Uluslararası piyasalarda 2000 li yıllardan sonra oluşan düşük faizli krediler Türkiye'deki özel sektörü cezbetmiştir. Özel sektör büyük miktarlarda dış borçlanma yoluna gitmiştir.

ABD'den yayılan bu kriz küreselleşmenin getirdiği entegrasyon sonucu birçok ülkeyi etkilemiştir. AB'nin kriz sonrası büyüme oranları düşmüş, dış talebi azalmıştır. AB ülkelerinin Türkiye'den yaptıkları ithalatda düşüşe geçmiştir. Bu sebeplerden ötürü Türkiye'de krizden payını almıştır. Krizin etkisi ile 2009 yılında ülkemizin büyüme oranı, ihracatı ve doğrudan yabancı sermaye girişinde düşüş yaşanmış, işsizlik 3 puan artış göstermiştir.
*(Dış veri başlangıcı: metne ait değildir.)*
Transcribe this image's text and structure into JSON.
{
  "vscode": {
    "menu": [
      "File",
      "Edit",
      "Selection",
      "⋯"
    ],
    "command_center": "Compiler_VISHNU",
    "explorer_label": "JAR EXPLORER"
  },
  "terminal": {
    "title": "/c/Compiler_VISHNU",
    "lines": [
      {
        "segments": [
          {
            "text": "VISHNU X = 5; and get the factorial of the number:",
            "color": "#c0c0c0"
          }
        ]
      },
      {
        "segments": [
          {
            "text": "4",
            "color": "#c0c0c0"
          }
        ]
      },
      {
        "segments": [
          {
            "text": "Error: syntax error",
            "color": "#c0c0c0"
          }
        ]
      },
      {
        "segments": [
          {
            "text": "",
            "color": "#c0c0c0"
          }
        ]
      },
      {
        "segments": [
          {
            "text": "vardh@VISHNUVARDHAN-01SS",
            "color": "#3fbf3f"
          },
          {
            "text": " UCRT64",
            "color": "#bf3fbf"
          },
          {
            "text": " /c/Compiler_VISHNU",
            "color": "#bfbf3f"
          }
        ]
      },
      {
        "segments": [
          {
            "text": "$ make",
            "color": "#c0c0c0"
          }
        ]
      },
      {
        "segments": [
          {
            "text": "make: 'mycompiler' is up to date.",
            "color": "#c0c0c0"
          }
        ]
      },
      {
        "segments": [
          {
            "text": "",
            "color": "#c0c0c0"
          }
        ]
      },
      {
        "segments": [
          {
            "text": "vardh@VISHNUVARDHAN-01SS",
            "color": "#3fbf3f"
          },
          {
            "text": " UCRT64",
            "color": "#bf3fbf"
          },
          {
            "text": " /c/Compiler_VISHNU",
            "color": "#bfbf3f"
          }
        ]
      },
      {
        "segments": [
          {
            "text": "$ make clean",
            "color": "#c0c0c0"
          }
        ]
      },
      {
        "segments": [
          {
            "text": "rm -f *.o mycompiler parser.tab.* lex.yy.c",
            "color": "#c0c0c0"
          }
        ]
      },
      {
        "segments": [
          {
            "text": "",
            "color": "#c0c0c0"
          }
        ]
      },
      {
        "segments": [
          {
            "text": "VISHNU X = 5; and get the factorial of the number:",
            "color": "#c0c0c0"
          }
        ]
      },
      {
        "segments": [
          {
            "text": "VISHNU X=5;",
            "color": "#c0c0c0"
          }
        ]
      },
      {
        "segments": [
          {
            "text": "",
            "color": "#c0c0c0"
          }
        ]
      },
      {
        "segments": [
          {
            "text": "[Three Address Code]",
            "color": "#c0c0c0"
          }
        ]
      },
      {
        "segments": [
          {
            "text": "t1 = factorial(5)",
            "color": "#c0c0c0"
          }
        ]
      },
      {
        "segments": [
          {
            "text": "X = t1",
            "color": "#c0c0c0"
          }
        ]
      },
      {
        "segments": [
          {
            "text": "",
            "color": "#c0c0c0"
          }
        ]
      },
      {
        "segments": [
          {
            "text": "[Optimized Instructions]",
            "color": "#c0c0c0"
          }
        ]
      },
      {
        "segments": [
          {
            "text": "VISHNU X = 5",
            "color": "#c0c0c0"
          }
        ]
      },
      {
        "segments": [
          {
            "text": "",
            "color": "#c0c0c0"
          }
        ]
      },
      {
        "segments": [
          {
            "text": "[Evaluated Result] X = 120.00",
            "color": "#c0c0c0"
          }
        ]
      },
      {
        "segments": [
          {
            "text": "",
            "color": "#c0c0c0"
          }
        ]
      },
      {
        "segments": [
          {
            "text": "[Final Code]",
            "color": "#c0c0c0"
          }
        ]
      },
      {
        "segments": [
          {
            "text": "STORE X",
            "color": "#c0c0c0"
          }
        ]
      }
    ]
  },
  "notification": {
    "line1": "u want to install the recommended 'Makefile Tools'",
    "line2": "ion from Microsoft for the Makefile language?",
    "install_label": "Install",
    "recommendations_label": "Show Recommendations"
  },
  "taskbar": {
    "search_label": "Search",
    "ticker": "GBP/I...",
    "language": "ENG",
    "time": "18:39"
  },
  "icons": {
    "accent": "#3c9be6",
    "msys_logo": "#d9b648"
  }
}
İhracatçılarımız kriz sonrası yeni pazar arayışlarına girmiştir. Bunun sonucunda Libya, Mısır ve Irak'a ihracatımızda artış gözlenmiştir.

Tüm bu gelişmeler bize gösteriyor ki ekonomik küreselleşmenin getirdiği ülkelerarası artan entegrasyon kriz zamanlarında domino etkisi yapmakta. Bugün ekonomik küreselleşmeden tamamıyla arınmanın ve uzak durabilmeninde imkansız olduğu gerçeğinide unutmamız gerek.

Bu ekonomik entegrasyonda başı çeken ABD son yıllarda ipin ucunu kaçırdığının farkında olduğu için ticaret savaşlarını politikasına eklemiştir. İkili ticarette her zaman en çok kazananın kendisi olma politikasının tutmadığı ülkelere ekonomik savaş açmıştır. Bu alanda en güzel örnekler Meksika ve Çin'dir. Bu ülkelerde ihracat oranlarının ithalat oranlarının gerisinde kalması Amerika'nın da küreselleşmeyi sorgulamasına yol açmıştır.

Türkiye olarak yeni yeni olsada dolara bağlılığımızın azaltılmaya çalışılması gecikmiş bir hamledir. Rusya, Çin, İran gibi ülkelerle milli paralar üzerinden ticaret yapılması küreselleşmenin olumsuz etkilerinden korunmamıza yarıyacaktır. Özellikle 2017 verilerinde 37 milyar 194 milyon 822 bin dolar olarak gördüğümüz enerji ithalatı başta olmak üzere dolar kullanımı yerine milli paraların kullanımının başlatılması gereklidir.